Illegittimità costituzionale delle norme che attribuiscono automaticamente il cognome del padre ai figli

In data 27 aprile 2022 la Corte Costituzionale ha pronunciato l’illegittimità costituzionale di tutte quelle norme che non consentono ai genitori, di comune accordo, di attribuire al figlio il solo cognome della madre, e che, in mancanza di accordo, attribuiscono automaticamente al figlio il cognome paterno, anzichè quello di entrambi i genitori.

A tal riguardo, l’art. 262 c.c. prevede che il figlio debba assumere il cognome del genitore che per primo lo abbia riconosciuto, ma se il riconoscimento è stato effettuato contemporaneamente da entrambi i genitori il figlio assume il cognome del padre. 

Qualora, invece, la filiazione nei confronti del padre sia accertata, o riconosciuta successivamente al riconoscimento da parte della madre, il figlio può assumere il cognome del padre aggiungendolo o sostituendolo a quello della madre.

Tali disposizioni sarebbero, secondo la Corte, discriminatorie e lesive dell’identità personale del figlio, oltre che contrarie ai principi di eguaglianza morale e giuridica dei genitori, i quali devono poter condividere la scelta sul cognome della prole.

Nell’attesa del deposito della sentenza, l’Ufficio comunicazione e stampa della Corte Costituzionale ha reso noto che le norme sono state dichiarate illegittime per contrasto con gli artt. 2, 3 e 117 primo comma della Costituzione, quest’ultimo in relazione agli artt. 8 e 14 della Convenzione europea dei diritti dell’uomo.

Per effetto della decisione, la regola diviene che il figlio assume il cognome di ambedue i genitori nell’ordine dagli stessi concordato, salvo che essi decidano di comune accordo di attribuire soltanto il cognome di uno dei due. 

In mancanza di accordo sull’ordine di attribuzione del cognome di entrambi i genitori, resta salva la possibilità di richiedere l’intervento del giudice.

La vicenda che ha dato le mosse a questa rivoluzionaria pronuncia della Corte Costituzionale riguarda la richiesta di due genitori, rivolta al Tribunale di Bolzano, di poter attribuire al figlio esclusivamente il cognome della madre, poiché ritenuto maggiormente idoneo ad esprimere la sua identità e le sue origini. 

Il Tribunale, ravvisato il contrasto con gli artt. 2 e 3 della Costituzione, promuoveva un giudizio di legittimità costituzionale sollecitando un controllo sulla compatibilità dell’art. 262 c.c., con le norme ed i principi costituzionali in tema di eguaglianza tra uomo e donna e tutela dell’identità personale. 

Volgendo invece lo sguardo più indietro, determinante per raggiungere questo traguardo fu certamente la pronuncia n. 286 del 2016, a mezzo della quale la Corte Costituzionale consentiva ai genitori, se d’accordo, di attribuire al figlio il doppio cognome, posponendo quello della madre a quello del padre. 

Già due anni prima, nel 2014, la Corte europea dei diritti umani aveva condannato l’Italia per aver negato ad una coppia la possibilità di trasmettere alla figlia il cognome della madre in luogo di quello del padre.

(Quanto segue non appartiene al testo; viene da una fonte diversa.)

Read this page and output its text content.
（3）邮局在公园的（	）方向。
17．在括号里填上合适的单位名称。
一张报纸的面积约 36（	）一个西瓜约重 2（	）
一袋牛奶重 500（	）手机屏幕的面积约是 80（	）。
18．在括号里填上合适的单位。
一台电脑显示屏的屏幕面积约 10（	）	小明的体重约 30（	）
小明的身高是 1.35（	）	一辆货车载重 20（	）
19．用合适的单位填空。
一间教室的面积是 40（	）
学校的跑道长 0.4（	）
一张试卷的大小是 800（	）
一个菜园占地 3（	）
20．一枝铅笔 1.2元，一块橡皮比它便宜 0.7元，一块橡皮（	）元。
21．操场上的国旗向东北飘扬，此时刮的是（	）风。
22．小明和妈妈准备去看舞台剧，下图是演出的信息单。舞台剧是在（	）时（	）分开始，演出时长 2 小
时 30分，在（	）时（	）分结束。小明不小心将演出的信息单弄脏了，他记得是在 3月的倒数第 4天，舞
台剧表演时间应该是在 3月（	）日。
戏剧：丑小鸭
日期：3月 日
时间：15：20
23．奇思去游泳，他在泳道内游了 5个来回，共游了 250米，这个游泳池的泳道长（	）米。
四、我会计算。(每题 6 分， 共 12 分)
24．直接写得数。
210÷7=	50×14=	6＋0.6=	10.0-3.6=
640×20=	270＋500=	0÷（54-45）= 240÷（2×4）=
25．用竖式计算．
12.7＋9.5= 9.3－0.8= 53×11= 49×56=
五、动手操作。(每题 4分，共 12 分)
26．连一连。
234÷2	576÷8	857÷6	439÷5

In tale occasione, la Corte sostenne che dare ai figli il cognome della madre fosse un diritto ed esortava l’Italia ad adeguarsi a tale principio, a mezzo di riforme legislative o di altra natura. Purtroppo a tale invito non conseguì, al tempo, alcun adattamento normativo.

A seguito dei recenti avvenimenti, invece, sarà compito del legislatore regolare tutti gli aspetti connessi alla decisione assunta dalla Corte Costituzionale, di modo che le disposizioni normative in vigore non siano in contrasto con i principi della Costituzione.